Sevgi öylesine tılsımlı ki, onun olma ihtimalini ve getireceklerini görebilmek bile insana kendisini çok iyi hissettiriyor. Umutla yarınlara sarılmamıza vesile oluyor.
Tabii
o ihtimali görebiliyorsak…
Bu
satırları bana yazdıran geçen günlerde izlediğim ‘The Giver - Seçilmiş’ isimli
bir sinema filmi oldu.
1993
yılında Amerikalı yazar Lois Lowry romanından uyarlanan bu film; ütopik bir
dünyayı anlatıyor.
Şu
anda birebir yaşadığımız ve endişeyle izlediğimiz gibi; savaşlarla, kavgalarla,
acılarla, aşırı tüketme hırsıyla düzenini bozduğumuz dünyada; bir grup yaşlı insan
geçmiş uygarlık tarihi ile olan tüm bağlarını kesiyor.
Ve
kendilerince acının, kederin, savaşın, gözyaşının olmadığı mükemmel bir dünya
yaratmaya çalışıyor. Bu amaçla gerçek duygulardan ve gerçek dünyadan tamamen
uzak, izole bir yaşam kuruyor.
Önce
kendilerine dümdüz bir yerleşim alanı seçiyor ve sınırlarını belirliyorlar. Bu
bölgede deniz, nehir, ova, göl, dağ, tepe ve hiç renk yok. Burada kurdukları
yeni düzen tek bir iklime sahip. Her gün güneşli ve açık.
Yetiştirilen
nesilin; aile bireyleri dışında
birbirlerine dokunmaları, yalan söylemeleri, dili yanlış kullanmaları ve
sınır dışına çıkmaları yasak. Din, dil, duygu, düşünce gibi farklılıkları
bilmiyorlar. Kendilerine sunulanlarla yetinmenin öğretildiği bir toplulukta
yaşadıkları için seçme özgürlükleri yok. Kısacası
sade, dümdüz bir düzende yaşıyorlar. Başka türlüsünü tanımıyorlar zaten.
Zihinlerinde
bulunan geçmişe dair anılar ve bilgiler tamamen silinmiş. Hiç kimsenin
duyguları, hissiyatları ve anıları olmadığı için de; anılarında olumlu olumsuz
hiçbir bilgi kalmamış.
Sadece
acı, keder, üzüntü, nefret, kin gibi olumsuz duygular aklınıza gelmesin. Sevgi,
huzur, aşk, mutluluk, sevinç gibi ruhumuzu besleyen duygulardan da yoksunlar.
Tamamen
izole halde yaşadıkları; bir başka yaşam şeklini görmedikleri, bilmedikleri
için; konulan kurallara uyum sağlıyorlar. Sorgulamıyorlar.
Evet
aile kuruyorlar, evet çocuk yetiştiriyorlar. Okula gidip eğitim alıyorlar.
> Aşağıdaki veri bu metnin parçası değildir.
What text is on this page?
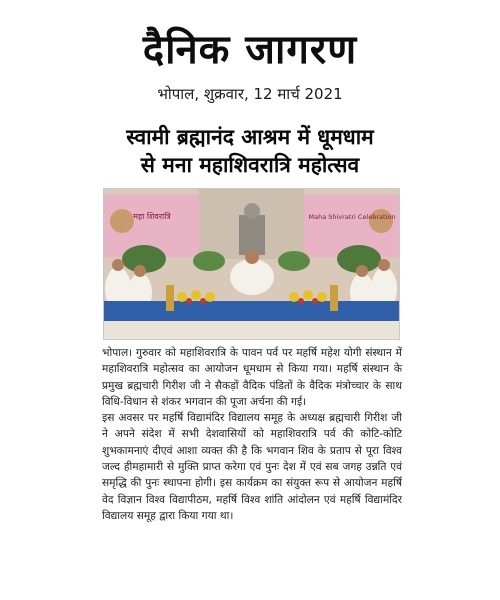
दैनिक जागरण
भोपाल, शुक्रवार, 12 मार्च 2021
स्वामी ब्रह्मानंद आश्रम में धूमधाम
से मना महाशिवरात्रि महोत्सव
महा शिवरात्रि	Maha Shivratri Celebration

भोपाल। गुरुवार को महाशिवरात्रि के पावन पर्व पर महर्षि महेश योगी संस्थान में महाशिवरात्रि महोत्सव का आयोजन धूमधाम से किया गया। महर्षि संस्थान के प्रमुख ब्रह्मचारी गिरीश जी ने सैकड़ों वैदिक पंडितों के वैदिक मंत्रोच्चार के साथ विधि-विधान से शंकर भगवान की पूजा अर्चना की गई।

इस अवसर पर महर्षि विद्यामंदिर विद्यालय समूह के अध्यक्ष ब्रह्मचारी गिरीश जी ने अपने संदेश में सभी देशवासियों को महाशिवरात्रि पर्व की कोटि-कोटि शुभकामनाएं दीएवं आशा व्यक्त की है कि भगवान शिव के प्रताप से पूरा विश्व जल्द हीमहामारी से मुक्ति प्राप्त करेगा एवं पुनः देश में एवं सब जगह उन्नति एवं समृद्धि की पुनः स्थापना होगी। इस कार्यक्रम का संयुक्त रूप से आयोजन महर्षि वेद विज्ञान विश्व विद्यापीठम, महर्षि विश्व शांति आंदोलन एवं महर्षि विद्यामंदिर विद्यालय समूह द्वारा किया गया था।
Becerilerine göre işlere yerleştiriliyorlar. Ama hepsini görev kabul ediyorlar.
Sade, dümdüz, renksiz ve steril bir yaşam sürüyorlar.
Toplumun
geçmişini, anılarını ayrıntıları ile bilen tek bir kişi var. Ona ‘The Giver – Seçilmiş’ diyorlar. Genelde özel hisleri en kuvvetli yaşlı bir kişiye bu görevi
veriyorlar ki ileride problem yaşamasınlar. Topluluğun eskilere ait tüm anıları,
renkleri, geçmiş yaşamlarının, duygularının en mahrem bilgileri ona emanet
ediliyor.
Ancak
bir seferliğine bu kural bozuluyor. Ergenliğini tamamlayıp, yaşıtları gibi kendisine
verilecek görevi bekleyen; hisleri hayli kuvvetli bir genç; bu göreve
seçiliyor. Yaşlı adamın yanında çalışmaya başlıyor. Eğitimi sırasında
kendisinden ve elbette herkesten sır gibi saklanan anıları görüyor. Hafızalarından
silinen geçmişi öğrenmeye başlıyor.
Daha
önce hiç tatmadığı bu muhteşem yaşam renkleri onu bambaşka duygulara itiyor.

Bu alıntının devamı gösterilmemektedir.